Geisterstadt platt gemacht - Räumung des Obdachlosencamps am Olympiapark

Über Monate haben Obdachlose am Olympiapark in einem Camp gelebt. Nun hat es die Stadt geräumt, damit aber das grundsätzliche Problem nicht gelöst.
Es ist noch dunkel am Georg-Brauchle-Ring. Eine Plastikplane zittert im Wind, das Licht einer Laterne flackert. Und doch reicht ihr Schein aus, um das verbotene Lager zwischen den Bäumen zu erhellen. Jenen Ort, den vermutlich mehrere Familien ihr Zuhause nannten. Gestern Vormittag, kurz nach Sonnenaufgang, rückte ein privater Räumtrupp an, um die Geisterstadt gegenüber der Parkharfe am Olympiapark plattzumachen. Es war die dritte große Räumung, die die Stadt in Auftrag gab. Geweckt werden musste allerdings niemand. Denn die Obdachlosen hatten ihr Lager bereits verlassen…
Stadt kündigte Räumung im Vorfeld an
Geblümte Decken, Tassen, Teller. Duschgel, Vasen und Besteck haben die einstigen Bewohner des illegalen Camps im Schnee zurückgelassen. Dinge, die jeder ordentliche Haushalt braucht. Mit einem gewaltigen Unterschied: Die Menschen, die sich am Georg-Brauchle-Ring eingerichtet haben, hausten in Zelten und zusammengezimmerten Hütten, durch die der Winterwind seine eisigen Finger streckte. Mitten im Gestrüpp ein Kinderwagen, daneben ein weißer Wisch.
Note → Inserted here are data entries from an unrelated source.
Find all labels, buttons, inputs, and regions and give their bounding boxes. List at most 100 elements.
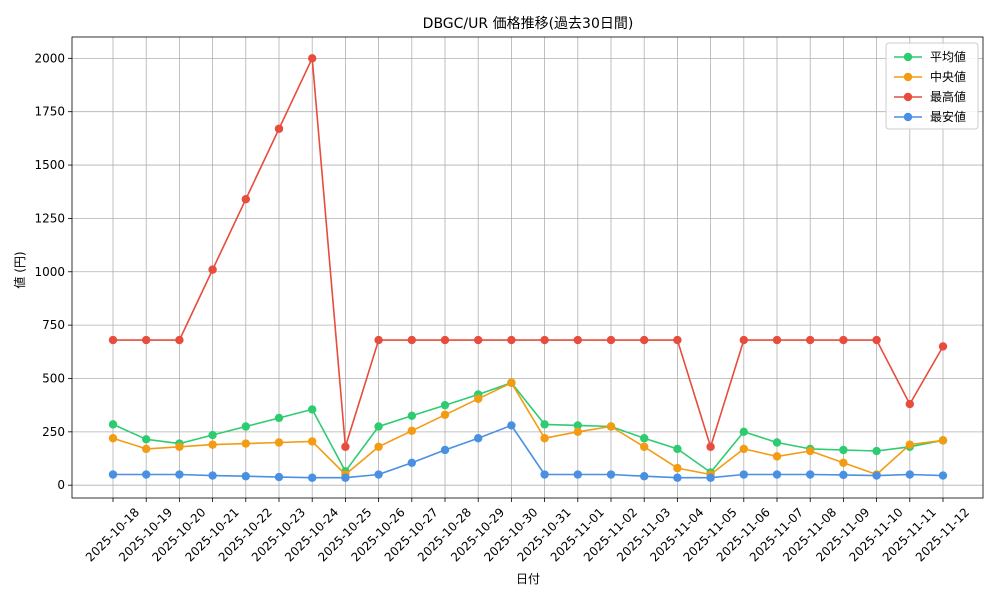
data-point: [540, 420, 549, 429]
data-point: [673, 473, 682, 482]
data-point: [308, 405, 317, 414]
data-point: [108, 470, 118, 479]
data-point: [872, 335, 881, 345]
data-point: [208, 265, 217, 274]
data-point: [839, 445, 848, 455]
data-point: [673, 335, 682, 345]
legend-box: [885, 42, 979, 130]
series-3: [108, 421, 948, 482]
legend-marker: [903, 92, 913, 102]
series-line: [113, 57, 944, 448]
data-point: [108, 335, 118, 345]
series-layer: [108, 54, 948, 482]
data-point: [839, 335, 848, 345]
data-point: [440, 445, 450, 455]
y-tick-label: 250: [42, 425, 65, 439]
data-point: [540, 470, 549, 479]
data-point: [905, 440, 914, 449]
data-point: [507, 335, 516, 345]
y-axis-ticks: 0 250 500 750 1000 1250 1500 1750 2000: [34, 51, 72, 492]
data-point: [806, 470, 815, 479]
y-tick-label: 0: [57, 478, 65, 492]
data-point: [772, 470, 782, 479]
data-point: [673, 463, 682, 473]
data-point: [772, 335, 782, 345]
data-point: [474, 394, 483, 403]
data-point: [938, 436, 948, 445]
data-point: [606, 470, 616, 479]
legend-label: 平均値: [930, 49, 966, 64]
data-point: [706, 473, 715, 482]
legend-label: 中央値: [930, 69, 966, 84]
data-point: [739, 444, 748, 454]
data-point: [374, 470, 383, 479]
series-2: [108, 54, 948, 451]
data-point: [474, 335, 483, 345]
series-line: [112, 381, 944, 474]
data-point: [474, 434, 483, 443]
data-point: [374, 422, 383, 431]
legend-marker: [903, 52, 913, 62]
data-point: [407, 426, 416, 435]
data-point: [606, 335, 616, 345]
data-point: [407, 458, 416, 467]
data-point: [341, 442, 350, 451]
data-point: [407, 335, 416, 345]
chart-title: DBGC/UR 価格推移(過去30日間): [423, 16, 634, 32]
data-point: [142, 444, 151, 454]
y-tick-label: 1500: [34, 158, 65, 172]
data-point: [241, 439, 250, 448]
y-axis-label: 値 (円): [12, 251, 27, 288]
legend-marker: [903, 72, 913, 82]
data-point: [440, 335, 450, 345]
legend-item: 最安値: [894, 109, 966, 124]
y-tick-label: 2000: [34, 51, 65, 65]
data-point: [839, 470, 848, 480]
data-point: [208, 440, 217, 449]
data-point: [872, 471, 881, 480]
data-point: [274, 438, 284, 447]
data-point: [806, 335, 815, 345]
y-tick-label: 1250: [34, 211, 65, 225]
data-point: [142, 470, 151, 479]
data-point: [540, 434, 549, 443]
data-point: [241, 422, 250, 431]
data-point: [208, 430, 217, 440]
data-point: [606, 422, 616, 431]
series-0: [108, 378, 948, 477]
data-point: [573, 421, 582, 430]
data-point: [274, 413, 284, 423]
data-point: [673, 444, 682, 454]
data-point: [872, 446, 881, 456]
data-point: [407, 411, 416, 421]
data-point: [308, 437, 317, 446]
legend-item: 最高値: [894, 89, 966, 104]
data-point: [175, 442, 184, 451]
data-point: [739, 427, 748, 437]
legend-item: 中央値: [894, 69, 966, 84]
plot-frame: [71, 36, 984, 499]
data-point: [806, 446, 815, 456]
data-point: [573, 470, 582, 479]
legend-marker: [903, 112, 913, 122]
data-point: [374, 442, 383, 451]
data-point: [507, 421, 516, 430]
data-point: [573, 427, 582, 437]
data-point: [905, 399, 914, 409]
x-axis-label: 日付: [516, 572, 540, 586]
data-point: [142, 335, 151, 345]
data-point: [938, 471, 948, 480]
data-point: [440, 410, 450, 419]
data-point: [905, 470, 914, 479]
y-tick-label: 1000: [34, 265, 65, 279]
data-point: [772, 438, 782, 447]
data-point: [573, 335, 582, 345]
data-point: [108, 434, 118, 443]
data-point: [142, 435, 151, 444]
data-point: [640, 434, 649, 443]
x-axis-ticks: 2025-10-182025-10-192025-10-202025-10-21…: [83, 498, 972, 564]
data-point: [839, 458, 848, 467]
grid: [72, 37, 983, 498]
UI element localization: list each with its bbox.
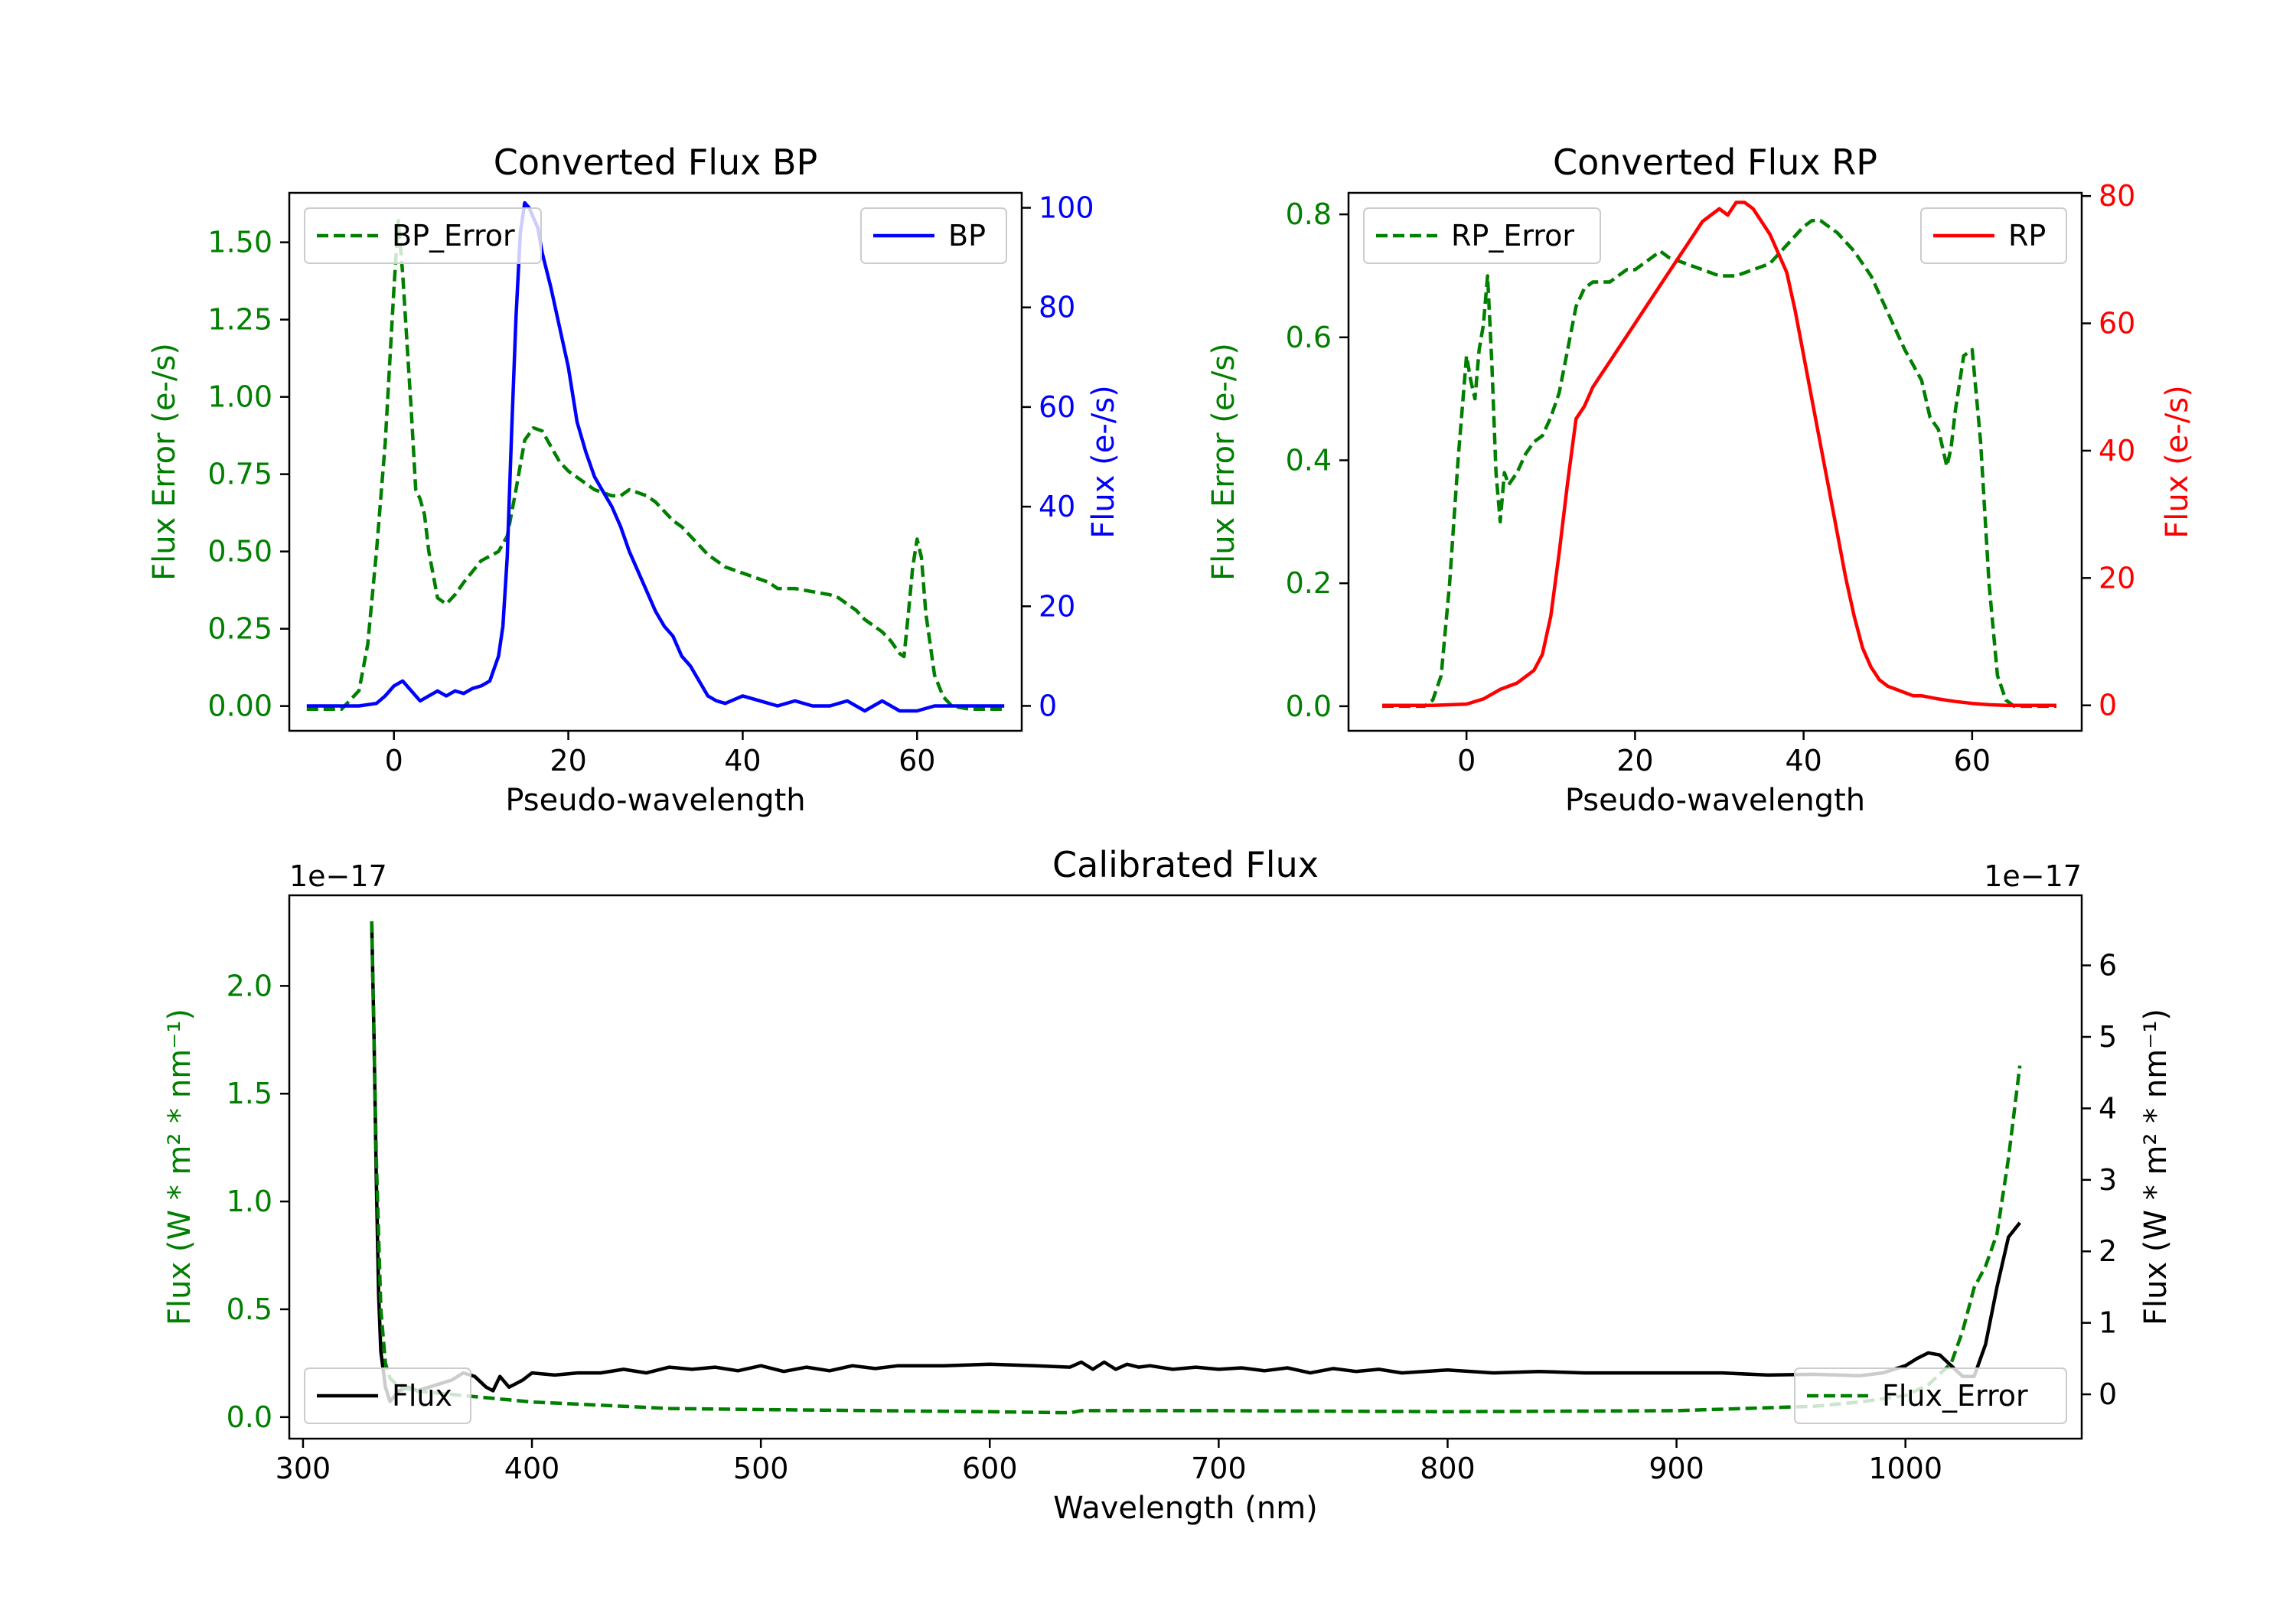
left-axis-label: Flux Error (e-/s): [147, 343, 182, 581]
legend-flux: Flux: [304, 1367, 471, 1424]
right-axis-label: Flux (e-/s): [2160, 385, 2195, 538]
right-tick-label: 60: [2099, 307, 2135, 341]
legend-label: RP: [2008, 219, 2046, 253]
chart-title: Calibrated Flux: [1052, 844, 1319, 885]
right-tick-label: 0: [2099, 689, 2117, 722]
x-tick-label: 40: [724, 744, 761, 777]
right-tick-label: 20: [1039, 589, 1075, 623]
right-tick-label: 20: [2099, 561, 2135, 595]
left-tick-label: 1.0: [227, 1185, 272, 1218]
right-tick-label: 40: [1039, 490, 1075, 523]
chart-cal: 300 400 500 600 700 800 900 1000 0.0 0.5 1.0 1.5 2.0…: [162, 844, 2174, 1526]
left-tick-label: 2.0: [227, 969, 272, 1002]
left-tick-label: 1.00: [207, 380, 272, 414]
right-tick-label: 0: [2099, 1377, 2117, 1411]
legend-label: Flux_Error: [1882, 1379, 2028, 1413]
left-tick-label: 0.0: [227, 1400, 272, 1434]
x-axis-label: Pseudo-wavelength: [1565, 783, 1865, 818]
x-axis-label: Wavelength (nm): [1053, 1491, 1318, 1526]
left-tick-label: 0.50: [207, 535, 272, 569]
plot-frame: [288, 191, 1023, 732]
chart-bp: 0 20 40 60 0.00 0.25 0.50 0.75 1.00 1.25 1.50 0 20 40…: [147, 142, 1121, 818]
legend-bp: BP: [860, 207, 1007, 264]
x-tick-label: 0: [385, 744, 403, 777]
data-lines: [306, 200, 1005, 713]
data-lines: [1382, 200, 2056, 709]
right-tick-label: 80: [2099, 179, 2135, 213]
right-tick-label: 4: [2099, 1091, 2117, 1125]
x-tick-label: 900: [1649, 1452, 1704, 1485]
legend-flux-error: Flux_Error: [1794, 1367, 2067, 1424]
left-tick-label: 0.2: [1286, 566, 1332, 600]
x-tick-label: 20: [550, 744, 586, 777]
left-tick-label: 0.5: [227, 1292, 272, 1326]
legend-label: BP: [948, 219, 986, 253]
right-offset-text: 1e−17: [1984, 859, 2082, 893]
x-tick-label: 400: [504, 1452, 560, 1485]
series-bp: [306, 200, 1005, 713]
x-tick-label: 60: [1954, 744, 1991, 777]
chart-title: Converted Flux BP: [494, 142, 818, 183]
legend-label: BP_Error: [392, 219, 515, 253]
left-tick-label: 0.6: [1286, 321, 1332, 354]
x-tick-label: 700: [1191, 1452, 1247, 1485]
legend-label: Flux: [392, 1379, 452, 1413]
right-axis-label: Flux (W * m² * nm⁻¹): [2138, 1009, 2174, 1325]
x-tick-label: 600: [962, 1452, 1018, 1485]
right-tick-label: 40: [2099, 434, 2135, 468]
series-rp: [1382, 200, 2056, 707]
x-axis-label: Pseudo-wavelength: [505, 783, 805, 818]
right-tick-label: 60: [1039, 390, 1075, 424]
legend-box: [304, 1367, 471, 1424]
right-tick-label: 80: [1039, 291, 1075, 324]
right-axis-label: Flux (e-/s): [1086, 385, 1121, 538]
left-axis-label: Flux (W * m² * nm⁻¹): [162, 1009, 197, 1325]
legend-bp-error: BP_Error: [304, 207, 542, 264]
x-tick-label: 20: [1616, 744, 1653, 777]
series-flux: [370, 922, 2021, 1403]
left-tick-label: 0.0: [1286, 689, 1332, 723]
left-tick-label: 0.8: [1286, 197, 1332, 231]
x-tick-label: 300: [276, 1452, 331, 1485]
left-tick-label: 0.25: [207, 612, 272, 646]
x-tick-label: 1000: [1868, 1452, 1942, 1485]
left-axis-label: Flux Error (e-/s): [1206, 343, 1241, 581]
legend-rp-error: RP_Error: [1363, 207, 1601, 264]
right-tick-label: 6: [2099, 949, 2117, 983]
right-tick-label: 0: [1039, 689, 1057, 722]
series-bp-error: [306, 219, 1005, 711]
left-tick-label: 1.5: [227, 1077, 272, 1110]
x-tick-label: 500: [733, 1452, 789, 1485]
legend-box: [1794, 1367, 2067, 1424]
chart-rp: 0 20 40 60 0.0 0.2 0.4 0.6 0.8 0 20 40 60 80 Converted…: [1206, 142, 2195, 818]
left-tick-label: 1.50: [207, 226, 272, 259]
left-tick-label: 0.75: [207, 458, 272, 491]
data-lines: [370, 921, 2022, 1415]
right-tick-label: 2: [2099, 1234, 2117, 1268]
series-rp-error: [1382, 218, 2056, 709]
right-tick-label: 1: [2099, 1306, 2117, 1340]
legend-rp: RP: [1920, 207, 2067, 264]
x-tick-label: 0: [1457, 744, 1476, 777]
left-tick-label: 1.25: [207, 303, 272, 337]
plot-frame: [1347, 191, 2083, 732]
x-tick-label: 800: [1420, 1452, 1476, 1485]
right-tick-label: 5: [2099, 1020, 2117, 1054]
right-tick-label: 100: [1039, 191, 1094, 225]
left-tick-label: 0.4: [1286, 443, 1332, 477]
legend-box: [1363, 207, 1601, 264]
chart-title: Converted Flux RP: [1553, 142, 1877, 183]
plot-frame: [288, 894, 2083, 1440]
right-tick-label: 3: [2099, 1163, 2117, 1197]
x-tick-label: 40: [1785, 744, 1821, 777]
legend-label: RP_Error: [1451, 219, 1574, 253]
series-flux-error: [370, 921, 2022, 1415]
left-offset-text: 1e−17: [289, 859, 387, 893]
left-tick-label: 0.00: [207, 689, 272, 723]
legend-box: [304, 207, 542, 264]
x-tick-label: 60: [899, 744, 935, 777]
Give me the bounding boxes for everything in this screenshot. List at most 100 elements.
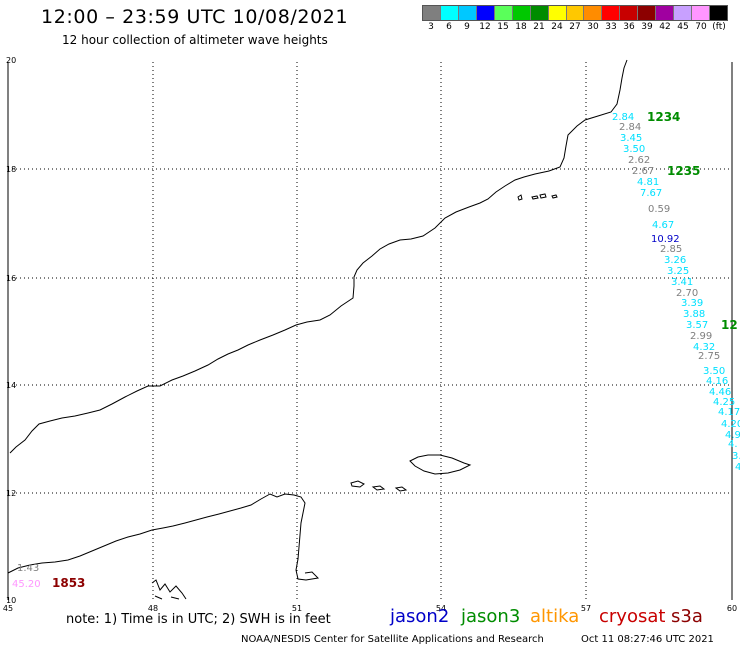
legend-swatch [440, 6, 459, 20]
pass-time: 1853 [52, 576, 85, 590]
swh-value: 4.16 [706, 376, 728, 387]
socotra-island [409, 454, 472, 475]
samhah-island [371, 485, 386, 491]
latitude-label: 14 [6, 381, 16, 390]
legend-swatch [674, 6, 693, 20]
legend-label: 18 [515, 22, 527, 32]
legend-swatch [548, 6, 567, 20]
legend-label: 42 [659, 22, 671, 32]
legend-swatch [602, 6, 621, 20]
swh-value: 3.50 [623, 144, 645, 155]
map-subtitle: 12 hour collection of altimeter wave hei… [62, 33, 328, 47]
swh-value: 1.43 [17, 563, 39, 574]
pass-time-labels: 1234 1235 12 1853 [52, 110, 738, 590]
swh-value: 2.70 [676, 288, 698, 299]
legend-label: (ft) [712, 22, 726, 32]
satellite-legend-altika: altika [530, 606, 580, 627]
swh-value: 3.26 [664, 255, 686, 266]
latitude-label: 16 [6, 274, 16, 283]
swh-value: 2.84 [612, 112, 634, 123]
legend-label: 27 [569, 22, 581, 32]
swh-value: 2.85 [660, 244, 682, 255]
legend-label: 33 [605, 22, 617, 32]
legend-swatch [566, 6, 585, 20]
legend-swatch [494, 6, 513, 20]
longitude-label: 48 [148, 604, 158, 613]
pass-time: 1235 [667, 164, 700, 178]
legend-label: 24 [551, 22, 563, 32]
legend-label: 36 [623, 22, 635, 32]
longitude-label: 57 [581, 604, 591, 613]
swh-value: 3.39 [681, 298, 703, 309]
legend-swatch [458, 6, 477, 20]
longitude-label: 51 [292, 604, 302, 613]
legend-swatch [476, 6, 495, 20]
latitude-label: 10 [6, 596, 16, 605]
swh-value: 4.46 [709, 387, 731, 398]
graticule [8, 62, 732, 600]
swh-value: 4. [728, 439, 738, 450]
swh-value: 10.92 [651, 234, 680, 245]
legend-swatch [584, 6, 603, 20]
footnote: note: 1) Time is in UTC; 2) SWH is in fe… [66, 612, 331, 627]
swh-value: 4.9 [725, 430, 740, 441]
legend-label: 21 [533, 22, 545, 32]
latitude-label: 20 [6, 56, 16, 65]
abd-al-kuri-island [350, 480, 365, 488]
somali-coastline [7, 493, 320, 581]
legend-label: 12 [479, 22, 491, 32]
swh-value: 4.20 [721, 419, 740, 430]
legend-swatch [423, 6, 441, 20]
legend-label: 39 [641, 22, 653, 32]
swh-value: 45.20 [12, 579, 41, 590]
arabian-coastline [9, 59, 628, 454]
swh-value: 3.45 [620, 133, 642, 144]
legend-label: 15 [497, 22, 509, 32]
swh-value: 4.81 [637, 177, 659, 188]
swh-value: 3.25 [667, 266, 689, 277]
generated-timestamp: Oct 11 08:27:46 UTC 2021 [581, 634, 714, 645]
map-title: 12:00 – 23:59 UTC 10/08/2021 [41, 6, 349, 28]
swh-value: 4.17 [718, 407, 740, 418]
legend-label: 45 [677, 22, 689, 32]
longitude-label: 54 [436, 604, 446, 613]
color-legend: 3 6 9 12 15 18 21 24 27 30 33 36 39 42 45 70 (ft) [422, 5, 728, 35]
swh-value: 2.99 [690, 331, 712, 342]
swh-value: 7.67 [640, 188, 662, 199]
latitude-label: 18 [6, 165, 16, 174]
legend-label: 70 [695, 22, 707, 32]
color-legend-labels: 3 6 9 12 15 18 21 24 27 30 33 36 39 42 45 70 (ft) [422, 22, 728, 33]
satellite-legend-jason2: jason2 [390, 606, 450, 627]
kuria-muria-islands [517, 193, 558, 201]
swh-value: 0.59 [648, 204, 670, 215]
pass-time: 1234 [647, 110, 680, 124]
legend-swatch [710, 6, 727, 20]
legend-label: 30 [587, 22, 599, 32]
swh-value: 2.75 [698, 351, 720, 362]
swh-value: 2.84 [619, 122, 641, 133]
legend-label: 6 [446, 22, 452, 32]
color-legend-swatches [422, 5, 728, 21]
swh-value: 3.41 [671, 277, 693, 288]
pass-time: 12 [721, 318, 738, 332]
legend-swatch [530, 6, 549, 20]
swh-value: 3.57 [686, 320, 708, 331]
legend-swatch [620, 6, 639, 20]
swh-value: 2.67 [632, 166, 654, 177]
scattered-islets [151, 579, 187, 600]
map-frame [7, 62, 733, 600]
swh-value: 2.62 [628, 155, 650, 166]
satellite-legend-s3a: s3a [671, 606, 703, 627]
swh-value: 4.32 [693, 342, 715, 353]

Mit einer eindeutigen Botschaft: „Camping verboten!“, steht da in schwarzen Lettern geschrieben. „Bitte entfernen Sie Ihre Sachen! Das Camp wird am 08.02.2019 entfernt!“ Gestern Vormittag machte die Stadt ihre Drohung tatsächlich wahr.
Durch Räumungen allein, bekommt man Menschen nicht von der Straße
Um kurz nach acht stapften mehrere Männer in Warnwesten durch den Schnee, um das Lager zu zerlegen. Stück für Stück wanderte das Camp in den Müll. Beziehungsweise in einen riesigen Container, der bereits am Vortag geliefert wurde. „So eine Räumung ist von langer Hand geplant“, erklärte eine Sprecherin des Sozialreferats gestern auf tz-Anfrage.

„Wird ein Obdachlosenlager gemeldet, rücken Streetworker aus, um die Lage zu prüfen.“ Erst dann werde entschieden, ob und wann geräumt wird. Savas Tetik streift seit Jahren durch die Stadt, um Obdachlosen zu helfen. Der 56-Jährige war dabei, als die Stadt das Lager unter der Reichenbachbrücke räumte. Der Streetworker sagt, dass er die Beweggründe der Stadt versteht. „Menschen bei Minusgraden auf der Straße zu lassen – das wäre verantwortungslos“, so Tetik. Dennoch dürfe man nicht erwarten, dass man die Leute allein durch Räumungen von der Straße bekommt. Das Gegenteil sei der Fall. Schließlich würden die meisten einfach weiterziehen und sich ein neues Lager suchen.